The left is still encouraging a final, though futile, effort to deny Donald Trump's election victory. It could come Friday, when Congress gathers in joint session to make the official count of the electoral votes cast for president. Usually, this is a formality, though there have been challenges in the past, including one in 2005.
But the never say die caucus thinks they have the goods to stop Trump cold this time:
More than 50 Electoral College members who voted for Donald Trump were ineligible to serve as presidential electors because they did not live in the congressional districts they represented or held elective office in states legally barring dual officeholders.
That stunning finding is among the conclusions of an extensive 1,000-plus page legal briefing prepared by a bipartisan nationwide legal team for members of Congress who are being urged to object to certifying the 2016 Electoral College results on Friday.
“Trump’s ascension to the presidency is completely illegitimate,” said Ryan Clayton of Americans Take Action, who is promoting the effort. “It’s not just Russians hacking our democracy.

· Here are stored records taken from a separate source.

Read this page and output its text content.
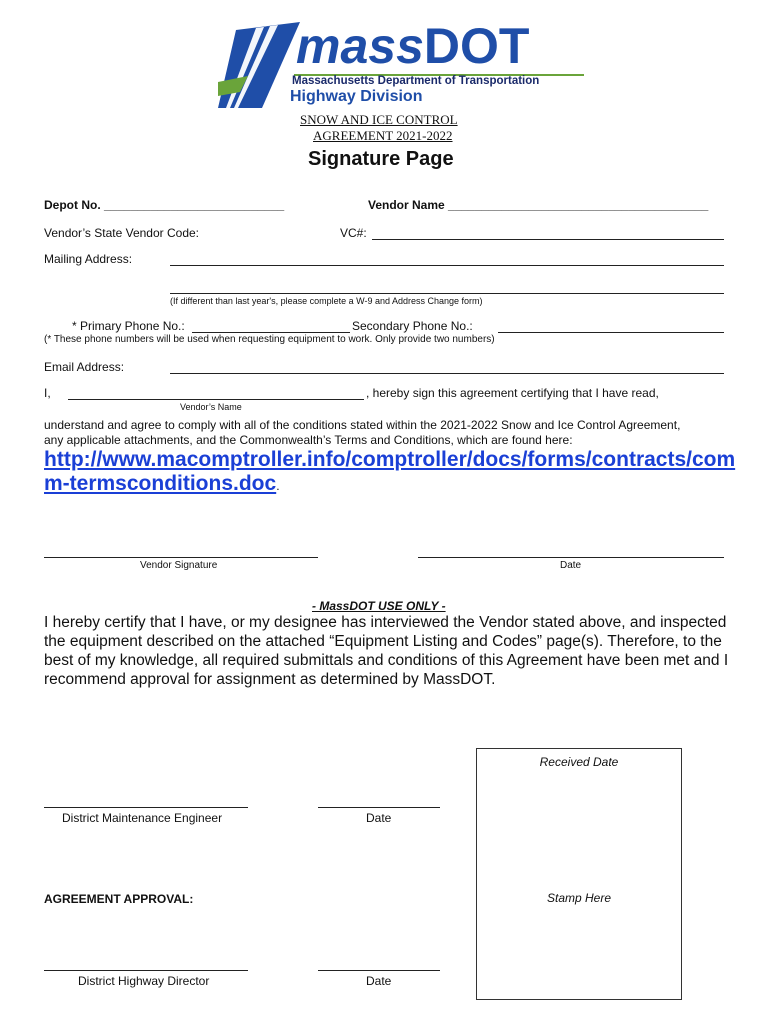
massDOT
Massachusetts Department of Transportation
Highway Division
SNOW AND ICE CONTROL
AGREEMENT 2021-2022
Signature Page
Depot No. ___________________________	Vendor Name _______________________________________
Vendor’s State Vendor Code:	VC#:
Mailing Address:
(If different than last year's, please complete a W-9 and Address Change form)
* Primary Phone No.:	Secondary Phone No.:
(* These phone numbers will be used when requesting equipment to work. Only provide two numbers)
Email Address:
I,	, hereby sign this agreement certifying that I have read,
Vendor’s Name
understand and agree to comply with all of the conditions stated within the 2021-2022 Snow and Ice Control Agreement,
any applicable attachments, and the Commonwealth’s Terms and Conditions, which are found here:
http://www.macomptroller.info/comptroller/docs/forms/contracts/com
m-termsconditions.doc.
Vendor Signature	Date
- MassDOT USE ONLY -
I hereby certify that I have, or my designee has interviewed the Vendor stated above, and inspected
the equipment described on the attached “Equipment Listing and Codes” page(s). Therefore, to the
best of my knowledge, all required submittals and conditions of this Agreement have been met and I
recommend approval for assignment as determined by MassDOT.
Received Date
Stamp Here
District Maintenance Engineer	Date
AGREEMENT APPROVAL:
District Highway Director	Date
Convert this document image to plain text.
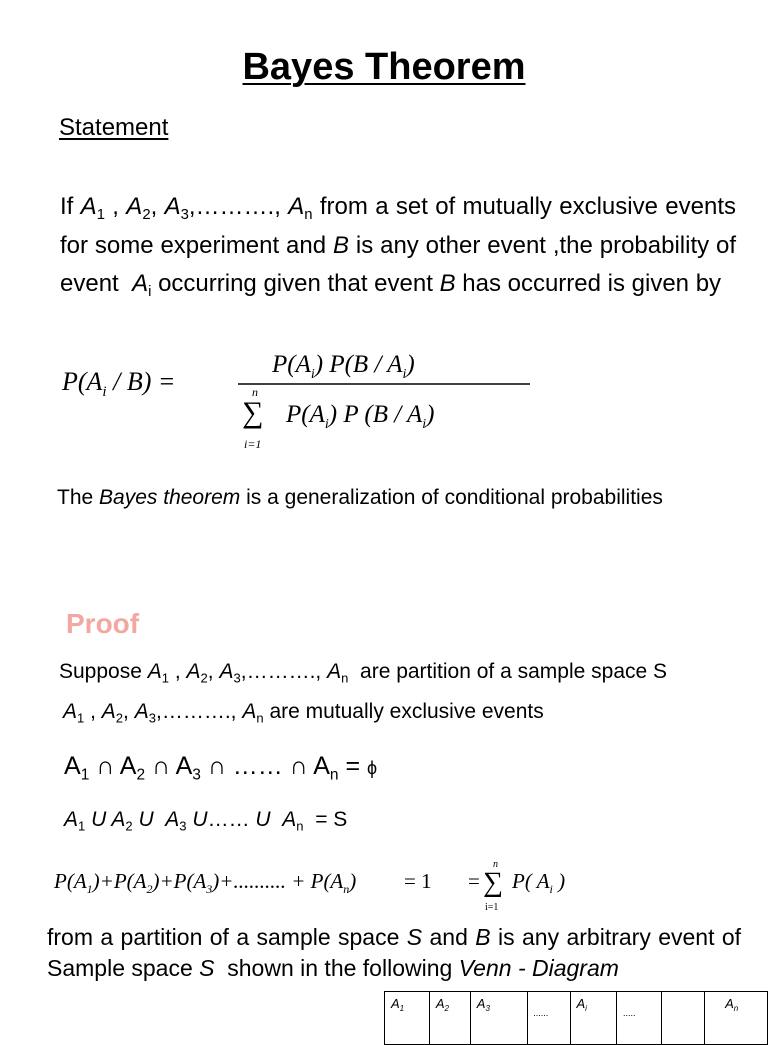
Bayes Theorem
Statement
If $A_1$ , $A_2$, $A_3,\dots\dots\dots$., $A_n$ from a set of mutually exclusive events for some experiment and B is any other event ,the probability of event $A_i$ occurring given that event B has occurred is given by
$P(A_i / B)$ =
$P(A_i)$ $P(B / A_i)$
n
∑
i=1
$P(A_i)$ P $(B / A_i)$
The Bayes theorem is a generalization of conditional probabilities
Proof
Suppose $A_1$ , $A_2$, $A_3,\dots\dots\dots$., $A_n$ are partition of a sample space S
$A_1$ , $A_2$, $A_3,\dots\dots\dots$., $A_n$ are mutually exclusive events
$A_1$ ∩ $A_2$ ∩ $A_3$ ∩ …… ∩ $A_n = \phi$
$A_1$ U $A_2$ U $A_3$ U…… U $A_n = S$
$P(A_1)+P(A_2)+P(A_3)+$.......... + $P(A_n) = 1$ =
n
∑
i=1
P( $A_i$ )
from a partition of a sample space S and B is any arbitrary event of Sample space S shown in the following Venn - Diagram
$A_1$	$A_2$	$A_3$	......	$A_i$	.....		$A_n$
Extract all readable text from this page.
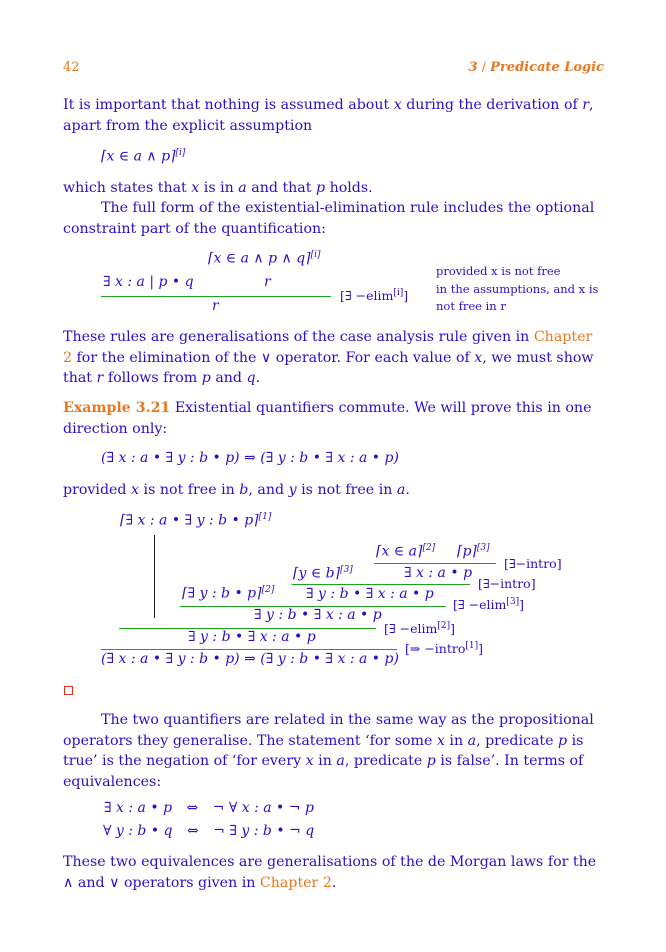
42	3 / Predicate Logic
It is important that nothing is assumed about x during the derivation of r, apart from the explicit assumption
⌈x ∈ a ∧ p⌉[i]
which states that x is in a and that p holds.
The full form of the existential-elimination rule includes the optional constraint part of the quantification:
⌈x ∈ a ∧ p ∧ q⌉[i]
∃ x : a | p • q	r
r
[∃ −elim[i]]
provided x is not free
in the assumptions, and x is
not free in r
These rules are generalisations of the case analysis rule given in Chapter 2 for the elimination of the ∨ operator. For each value of x, we must show that r follows from p and q.
Example 3.21 Existential quantifiers commute. We will prove this in one direction only:
(∃ x : a • ∃ y : b • p) ⇒ (∃ y : b • ∃ x : a • p)
provided x is not free in b, and y is not free in a.
⌈∃ x : a • ∃ y : b • p⌉[1]
⌈x ∈ a⌉[2] ⌈p⌉[3]
[∃−intro]
⌈y ∈ b⌉[3]	∃ x : a • p
[∃−intro]
⌈∃ y : b • p⌉[2] ∃ y : b • ∃ x : a • p
[∃ −elim[3]]
∃ y : b • ∃ x : a • p
[∃ −elim[2]]
∃ y : b • ∃ x : a • p
[⇒ −intro[1]]
(∃ x : a • ∃ y : b • p) ⇒ (∃ y : b • ∃ x : a • p)
The two quantifiers are related in the same way as the propositional operators they generalise. The statement ‘for some x in a, predicate p is true’ is the negation of ‘for every x in a, predicate p is false’. In terms of equivalences:
∃ x : a • p ⇔ ¬ ∀ x : a • ¬ p
∀ y : b • q ⇔ ¬ ∃ y : b • ¬ q
These two equivalences are generalisations of the de Morgan laws for the ∧ and ∨ operators given in Chapter 2.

It’s not just voter suppression at unprecedented levels. It is also [that] there are Republicans illegally casting ballots in the Electoral College, and in a sufficient number that the results of the Electoral College proceedings are illegitimate as well.”
“Republicans like to talk all the time about people voting illegally,” Clayton continued. “We have a list of a bunch of Republicans that allegedly voted illegally in the Electoral College. Pam Bondi is the attorney general of the state of Florida and the Florida Constitution says that you cannot hold two offices. And she holds the office of Attorney General and she holds the office of federal elector in the Electoral College. That is a violation of the law. That is a violation of the Constitution. And the vote that she cast in this election is illegal.”
We get it -- the left's new-found admiration for properly cast votes (not to mention the Constitution, and the Electoral College), has lead them to discover what they believe is indisputable proof the election was a sham, and must be decided by Congress.
There's a process for handling this, long established by statute. According to the Congressional Research Service:
Objections may be offered to both individual electoral votes and state returns as a whole. Objections must be filed in writing, and be signed by one U.S. Senator and one Representative. If an objection is received in the joint session, and is determined to be valid, then the electoral vote count session is recessed. The Senate returns immediately to its chamber, and the two houses of Congress consider the objections separately. Under federal law, these sessions cannot last more than two hours, and no Member of either house may speak for more than five minutes. At the end of this period, the houses vote separately to agree or disagree with the objection. The Senate then returns to the House chamber, and the joint session reconvenes. The decisions of the two houses are announced. If both houses agree to the objection, then the electoral vote or votes in question are not counted. Otherwise, the vote or votes stand as submitted, and are counted as such.
This process was most recently used following the 2004 presidential election. An objection was raised to the certificate of the electoral vote filed by the State of Ohio at the joint electoral count session held on January 6, 2005. The objection met the required standards, being submitted in writing, and bearing the signatures of one Representative and one Senator. The joint session was duly recessed, and the two houses of Congress reconvened separately to debate and vote on the objection, which they rejected. The certificate of electoral votes submitted by Ohio was accepted, and the vote was duly recorded.
Seems fairly direct. And it should also tell us exactly how such an objection, based on this report, would turn out: Republicans, controlling both the House and Senate, would reject the challenge, and the review would proceed. That's not to say there could not be a series of hysterics and political theater along the way.
But this "evidence," and any potential challenge, will fail.
We do, however, give Trump's opponents credit for trying...because it meant they had to study the Constitution, and embrace ideas about voting integrity they otherwise dismiss as so much nonsense.